The X-ray structure of several RCK domains has been solved (see for example
{PDB:1LNQ})
[2][3][1]. It reveals an alpha-beta fold similar to dehydrogenase
enzymes. The domain forms a homodimer, producing a cleft between two lobes. It
has a composite structure, with an N-terminal (RCK-N), and a C-terminal
(RCK-C) subdomains. The RCK-N subdomain forms a Rossmann fold with two alpha
helices (alpha A and alpha B) on one side of a six stranded parallel beta
sheet (beta A to beta F) and three alpha helices (alpha C, alpha D and alpha
E) on the other side. The RCK-C subdomain is an all-beta-strand fold. It forms
an extention of the dimer interface and further stabilizes the RCK homodimer
[2][3][1]. Ca2+ is a ligand that opens the channel in a concentration-dependent
manner. Two Ca2+ ions are located at the base of a cleft between two RCK
domains, coordinated by the carboxylate groups of two glutamate residues, and
by an aspartate residue
[2][3][1].
RCK domains occur in at least five different contexts:
- As a single domain on the C terminus of some K+ channels (for example, many
prokaryotic K+ channels).
- As two tandem RCK domains on the C terminus of some transporters that form
gating rings (for example, eukaryotic BK channels). The gating ring has an
arrangement of eight identical RCK domains, one from each of the four
pore-forming subunits and four from the intracellular solution.

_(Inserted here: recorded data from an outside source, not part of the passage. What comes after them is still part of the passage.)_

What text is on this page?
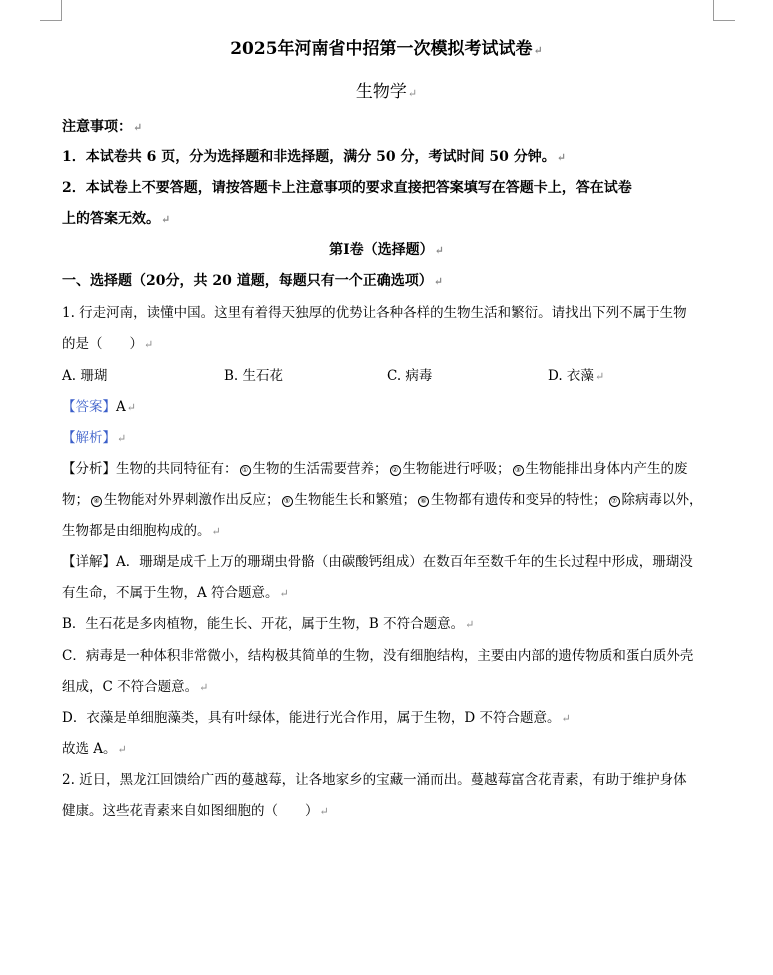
2025年河南省中招第一次模拟考试试卷↵
生物学↵
注意事项：↵
1．本试卷共 6 页，分为选择题和非选择题，满分 50 分，考试时间 50 分钟。↵
2．本试卷上不要答题，请按答题卡上注意事项的要求直接把答案填写在答题卡上，答在试卷
上的答案无效。↵
第Ⅰ卷（选择题）↵
一、选择题（20分，共 20 道题，每题只有一个正确选项）↵
1. 行走河南，读懂中国。这里有着得天独厚的优势让各种各样的生物生活和繁衍。请找出下列不属于生物
的是（　　）↵
A. 珊瑚	B. 生石花	C. 病毒	D. 衣藻↵
【答案】A↵
【解析】↵
【分析】生物的共同特征有： ① 生物的生活需要营养； ② 生物能进行呼吸； ③ 生物能排出身体内产生的废
物； ④ 生物能对外界刺激作出反应； ⑤ 生物能生长和繁殖； ⑥ 生物都有遗传和变异的特性； ⑦ 除病毒以外，
生物都是由细胞构成的。↵
【详解】A．珊瑚是成千上万的珊瑚虫骨骼（由碳酸钙组成）在数百年至数千年的生长过程中形成，珊瑚没
有生命，不属于生物，A 符合题意。↵
B．生石花是多肉植物，能生长、开花，属于生物，B 不符合题意。↵
C．病毒是一种体积非常微小，结构极其简单的生物，没有细胞结构，主要由内部的遗传物质和蛋白质外壳
组成，C 不符合题意。↵
D．衣藻是单细胞藻类，具有叶绿体，能进行光合作用，属于生物，D 不符合题意。↵
故选 A。↵
2. 近日，黑龙江回馈给广西的蔓越莓，让各地家乡的宝藏一涌而出。蔓越莓富含花青素，有助于维护身体
健康。这些花青素来自如图细胞的（　　）↵
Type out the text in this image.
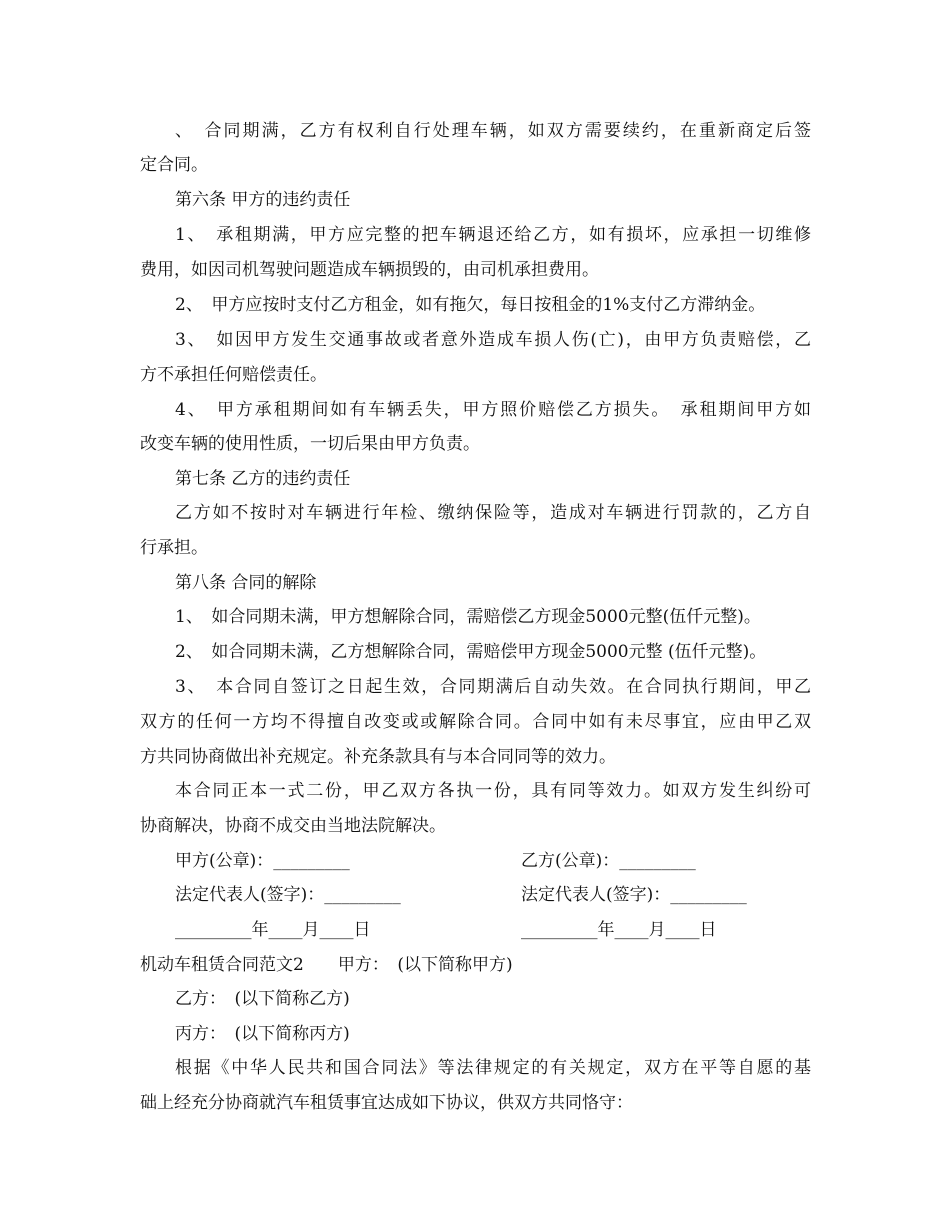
、　合同期满，乙方有权利自行处理车辆，如双方需要续约，在重新商定后签
定合同。
第六条 甲方的违约责任
1、　承租期满，甲方应完整的把车辆退还给乙方，如有损坏，应承担一切维修
费用，如因司机驾驶问题造成车辆损毁的，由司机承担费用。
2、　甲方应按时支付乙方租金，如有拖欠，每日按租金的1%支付乙方滞纳金。
3、　如因甲方发生交通事故或者意外造成车损人伤(亡)，由甲方负责赔偿，乙
方不承担任何赔偿责任。
4、　甲方承租期间如有车辆丢失，甲方照价赔偿乙方损失。　承租期间甲方如
改变车辆的使用性质，一切后果由甲方负责。
第七条 乙方的违约责任
乙方如不按时对车辆进行年检、缴纳保险等，造成对车辆进行罚款的，乙方自
行承担。
第八条 合同的解除
1、　如合同期未满，甲方想解除合同，需赔偿乙方现金5000元整(伍仟元整)。
2、　如合同期未满，乙方想解除合同，需赔偿甲方现金5000元整 (伍仟元整)。
3、　本合同自签订之日起生效，合同期满后自动失效。在合同执行期间，甲乙
双方的任何一方均不得擅自改变或或解除合同。合同中如有未尽事宜，应由甲乙双
方共同协商做出补充规定。补充条款具有与本合同同等的效力。
本合同正本一式二份，甲乙双方各执一份，具有同等效力。如双方发生纠纷可
协商解决，协商不成交由当地法院解决。
甲方(公章)：_________	乙方(公章)：_________
法定代表人(签字)：_________	法定代表人(签字)：_________
_________年____月____日	_________年____月____日
机动车租赁合同范文2　　甲方：　(以下简称甲方)
乙方：　(以下简称乙方)
丙方：　(以下简称丙方)
根据《中华人民共和国合同法》等法律规定的有关规定，双方在平等自愿的基
础上经充分协商就汽车租赁事宜达成如下协议，供双方共同恪守：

- As two domains, one at the N terminus and another at the C terminus of
transporter (for example, the prokaryotic trk system potassium uptake
protein A).
- As a soluble protein (not part of a K+ channel) consisting of two tandem
RCK domains.
- As a soluble protein consisting of a single RCK domain.
We developed two profiles for this domain, one that spans the RCK-N subdomain
and the other which covers the RCK-C subdomain.